その中のパタゴにパーディアの息子シンの部屋があった。シンはこの日はガイアスをみるために城下まで降りてきた。みなが「シン様だ」と噂を立てまるで新種の生物をみたかのように嬉しがっていた。何せパーディアの息子とはいえやんちゃな性格が市民によく知れ渡っていたのでアイドルのように扱ってしまうのは無理もない。
シンは城下まで降りガイアスが停止している空港まで車を走らせた。専用車であり運転手が付いている。

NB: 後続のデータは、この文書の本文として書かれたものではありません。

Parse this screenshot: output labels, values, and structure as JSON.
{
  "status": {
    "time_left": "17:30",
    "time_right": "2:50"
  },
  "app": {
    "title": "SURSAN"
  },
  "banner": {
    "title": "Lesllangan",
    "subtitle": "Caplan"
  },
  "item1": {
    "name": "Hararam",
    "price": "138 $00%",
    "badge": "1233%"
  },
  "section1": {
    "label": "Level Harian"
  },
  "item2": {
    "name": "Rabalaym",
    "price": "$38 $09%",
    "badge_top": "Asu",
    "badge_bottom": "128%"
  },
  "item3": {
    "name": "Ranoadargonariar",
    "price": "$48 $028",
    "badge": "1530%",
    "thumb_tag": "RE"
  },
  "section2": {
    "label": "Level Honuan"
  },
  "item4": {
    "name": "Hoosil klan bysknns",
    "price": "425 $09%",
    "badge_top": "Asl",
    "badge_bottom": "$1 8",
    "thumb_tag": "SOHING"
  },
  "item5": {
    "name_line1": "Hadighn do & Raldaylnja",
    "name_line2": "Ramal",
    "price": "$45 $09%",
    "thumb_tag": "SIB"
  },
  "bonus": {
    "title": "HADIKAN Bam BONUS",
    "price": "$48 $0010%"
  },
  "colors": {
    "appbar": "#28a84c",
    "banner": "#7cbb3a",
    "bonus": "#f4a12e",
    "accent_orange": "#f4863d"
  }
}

「なあガイアスを作ったやつってどんな天才なんだろうな」
シンの独り言に運転手は黙っていた。
空港につくなりシンの目は輝いていた。
巨大な機械装置の前で人間の無力差を知るようなこともなく何せ父親のものだというだけでまるでこの機械の支配者になったような気分で最初からいた。
「なあ乗せてくれよ」
無名のパイロットがそれに応じた。
電源をつけ光が発光したかと思うと振動し始めた。
「すげえ。」
ここに停止しているガイアスは10日間起動していなかった。最初は市民もとてつもないことだと興奮していたが10日も経つと熱は下がってくる。しかし起動したという情報がすぐさま広がり市民が集まってきた。
その中に12歳ぐらいの少年がいた。ちょうどシンの年齢の近くの子だった。この子は機械が大好きでしょっちゅう機械をいじっているせいで機械が頭から離れられなくなった子だった。こんな子にとってガイアスという兵器はまるで神器のように映った。

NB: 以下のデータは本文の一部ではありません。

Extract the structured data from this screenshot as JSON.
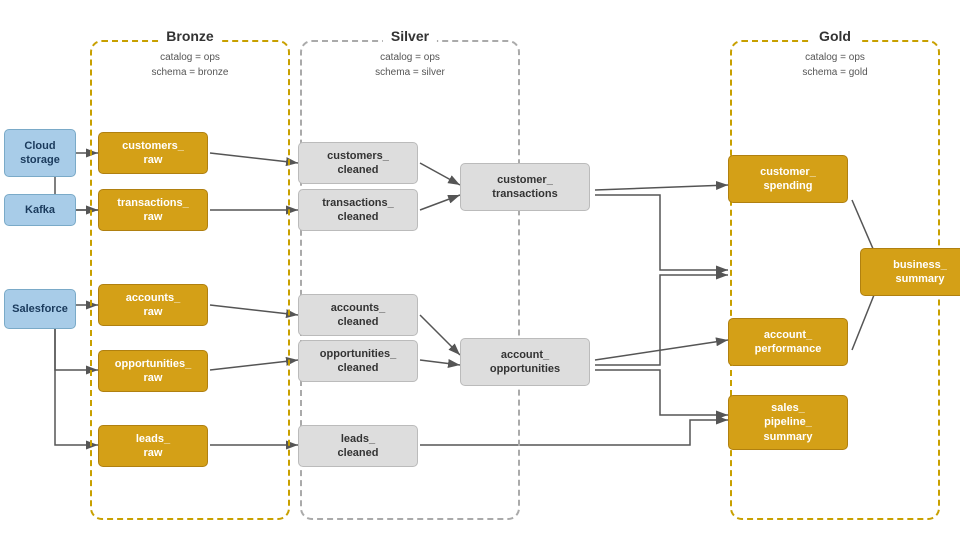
{
  "zones": {
    "bronze": {
      "title": "Bronze",
      "subtitle_line1": "catalog = ops",
      "subtitle_line2": "schema = bronze"
    },
    "silver": {
      "title": "Silver",
      "subtitle_line1": "catalog = ops",
      "subtitle_line2": "schema = silver"
    },
    "gold": {
      "title": "Gold",
      "subtitle_line1": "catalog = ops",
      "subtitle_line2": "schema = gold"
    }
  },
  "sources": [
    {
      "id": "cloud-storage",
      "label": "Cloud\nstorage"
    },
    {
      "id": "kafka",
      "label": "Kafka"
    },
    {
      "id": "salesforce",
      "label": "Salesforce"
    }
  ],
  "bronze_nodes": [
    {
      "id": "customers-raw",
      "label": "customers_\nraw"
    },
    {
      "id": "transactions-raw",
      "label": "transactions_\nraw"
    },
    {
      "id": "accounts-raw",
      "label": "accounts_\nraw"
    },
    {
      "id": "opportunities-raw",
      "label": "opportunities_\nraw"
    },
    {
      "id": "leads-raw",
      "label": "leads_\nraw"
    }
  ],
  "silver_nodes": [
    {
      "id": "customers-cleaned",
      "label": "customers_\ncleaned"
    },
    {
      "id": "transactions-cleaned",
      "label": "transactions_\ncleaned"
    },
    {
      "id": "customer-transactions",
      "label": "customer_\ntransactions"
    },
    {
      "id": "accounts-cleaned",
      "label": "accounts_\ncleaned"
    },
    {
      "id": "opportunities-cleaned",
      "label": "opportunities_\ncleaned"
    },
    {
      "id": "account-opportunities",
      "label": "account_\nopportunities"
    },
    {
      "id": "leads-cleaned",
      "label": "leads_\ncleaned"
    }
  ],
  "gold_nodes": [
    {
      "id": "customer-spending",
      "label": "customer_\nspending"
    },
    {
      "id": "business-summary",
      "label": "business_\nsummary"
    },
    {
      "id": "account-performance",
      "label": "account_\nperformance"
    },
    {
      "id": "sales-pipeline-summary",
      "label": "sales_\npipeline_\nsummary"
    }
  ]
}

まるで意味がわからない、時代の先をいく最新科学だったのだ。その子がガイアスに近寄りシンに話しかけた。
「シン様、乗り心地はどうですか?」
大声だった。
周りにいた人たちはなんと無礼なと考えたがシンがこの声に答えたことで納得した。
「最高だぜ」
パーディアの息子らしくなく人に優しい皇太子であり本当に実の父親がパーディアなのかと疑いたくなる一幕だった。
シンはいつもそうだった。
その子はこの日のことを忘れないだろう。ガイアスの起動それに加え皇族に話しかけたこと。なんと優しい態度であったか。
そうしてこちらシンも一日が終わったのだった。